Given a Markov chain (finite state space) $X_1,X_2,...$ with transition matrix $P$ and initial distribution $\pi$, if they satisfy $\pi(x)P(x,y)=\pi(y)P(y,x)$, we say they satisfy detailed balance.
If the joint distribution of $(X_1,X_2,...,X_n)$ is identical to $(X_n,X_{n-1},...,X_1)$ for any $n \ge 1$, i.e. $\mathbb{P}\left\{ {{X_0} = {x_0},{X_1} = {x_1}, \ldots ,{X_n} = {x_n}} \right\} = \mathbb{P}\left\{ {{X_0} = {x_n},{X_1} = {x_{n - 1}}, \ldots ,{X_n} = {x_0}} \right\}$ for any realization $x_0,x_1,...,x_n$ and any $n$, then we say the Markov chain is reversible.
Detailed balance implies reversibility (subscripts are used to in the proof).
My question is, does time reversibility implies detailed balance?
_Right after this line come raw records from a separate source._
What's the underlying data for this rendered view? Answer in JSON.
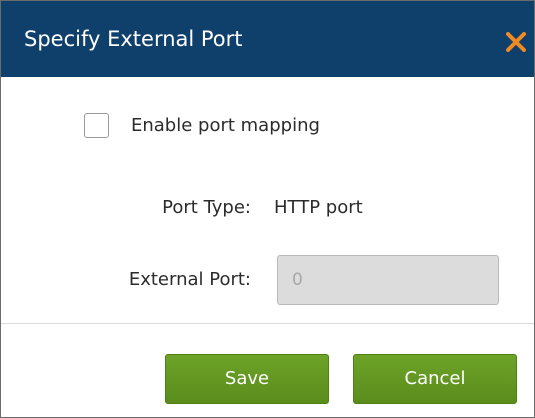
{
  "dialog": {
    "title": "Specify External Port",
    "close_icon": "close-x-icon"
  },
  "form": {
    "enable_mapping": {
      "label": "Enable port mapping",
      "checked": false
    },
    "port_type": {
      "label": "Port Type:",
      "value": "HTTP port"
    },
    "external_port": {
      "label": "External Port:",
      "value": "0",
      "disabled": true
    }
  },
  "buttons": {
    "save_label": "Save",
    "cancel_label": "Cancel"
  },
  "colors": {
    "titlebar": "#0f3f6b",
    "close_icon": "#f08a24",
    "button": "#66a02a"
  }
}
I think it is probably not true, can anyone help give a counter example? Thank you!
$\Bbb P[X_0=x_0,X_1=x_1]=\pi(x_0)P(x_0,x_1)$ and $\Bbb P[X_0=x_1,X_1=x_0]=\pi(x_1)P(x_1,x_0)$, so the $n=1$ case of reversibility already implies detailed balance.